Фридман не дожил до подтверждения своих расчетов прямым наблюдением. Но мы теперь знаем, что он был прав. И мы обязаны дать справедливую оценку замечательному результату этого ученого…»

Последствия открытия Фридманом удивительного явления в масштабе вселенной огромны. Так, Хаббл, развивая идею разбегающихся галактик, вычислил, что галактики, находящиеся от нас примерно в 13 миллиардах световых лет, должны удаляться со скоростью света. А это значит, что никакие сигналы от них никогда не достигнут Земли.

Тринадцать миллиардов световых лет — естественная граница «наблюдаемой вселенной».

Правда, был случай, когда те же выводы прогрессивной теории Эйнштейна — Фридмана — Хаббла чуть не помогли вернуть былое могущество господу богу… Коль вселенная разлетается — значит, тем самым доказано, что некогда она была в виде сверхплотного ядра. Была… пока не произошел архивзрыв. А что послужило причиной? Кто дал первый толчок?

Бельгийский астроном, епископ Жорж Эдуард Леметр, объясняя физику расширяющейся вселенной, почувствовал явную необходимость в боге, высидевшем «первичное яйцо» вселенной. Кстати, о том же вопияла и вторая специальность Леметра. Но если опустить эту «маленькую слабость» епископа, астрономические работы Леметра лили воду на колесо прогресса.

Теория «большого взрыва» не едина. С нею до самого последнего времени успешно конкурировала теория постепенного расширения системы галактик и непрерывного «творения» материи на месте разбегающихся звездных островов.

Со взглядами ее авторов — Хойла, Бонди и Голда — любознательный читатель легко может познакомиться в следующем разделе этой главы.

4. Отречение Фрэда Хойла

Гипотеза «большого взрыва» с ее выводом о непрерывном изменении свойств вселенной удовлетворяла не всех ученых. Слишком велик был соблазн предполагать мир вечным и неизменным. Но как совместить с его неизменностью доказанное разбегание галактик? И астрономы Хойл, Бонди и Голд выдвигают любопытнейшую идею.

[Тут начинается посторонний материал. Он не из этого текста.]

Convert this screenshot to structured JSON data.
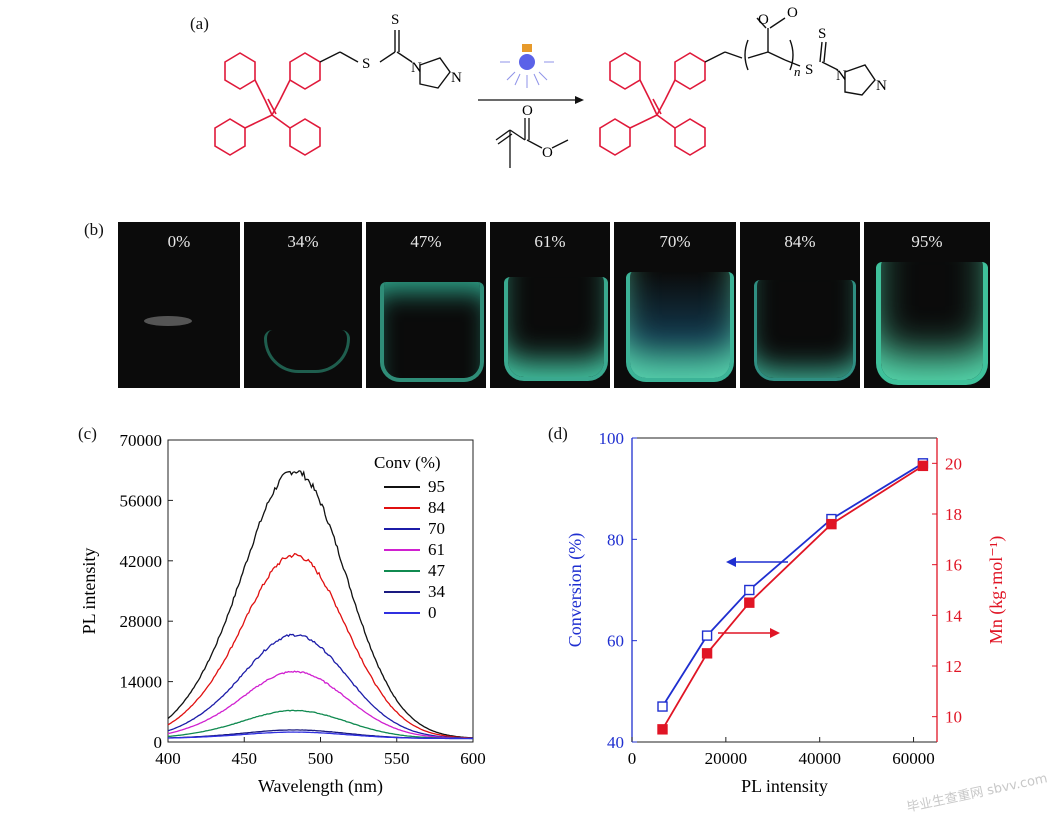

Они предположили, что по мере расширения вселенной в ней непрерывно и повсеместно рождается новая материя. И к тому времени, когда две галактики разлетаются на удвоенное расстояние, между ними, как птица Феникс, возникает третья. И снова предельные расстояния сохранены, плотность материи в одном и том же объеме неизменна.

Этот процесс, по мнению авторов гипотезы, должен происходить так медленно, что его невозможно обнаружить никакими приборами, находящимися в распоряжении человечества.

Решить спор гипотез могло только сравнение далекого прошлого с настоящим. Есть ли изменения? Если они есть, значит вселенная развивается, если изменений нет — она вечна и неизменна. Однако хорошенькое дело — съездить в прошлое. И все-таки в астрономии это оказалось возможным. Не забывайте, что астроном-астролог — это почти синоним колдуна, волшебника. Если к этому добавить еще возможности современной физики, то астрономия становится воистину наукой чудес.

Астрономы видят прошлое. Видят в буквальном смысле этого слова. От удаленных галактик лучи света летят к нам миллиарды лет. То есть мы видим эти миры такими, какими они были на заре образования нашей Земли. Так почему не сравнить их с близлежащими? Похожи ли они? Если да — вселенная неизменна. Нет — стоит задуматься.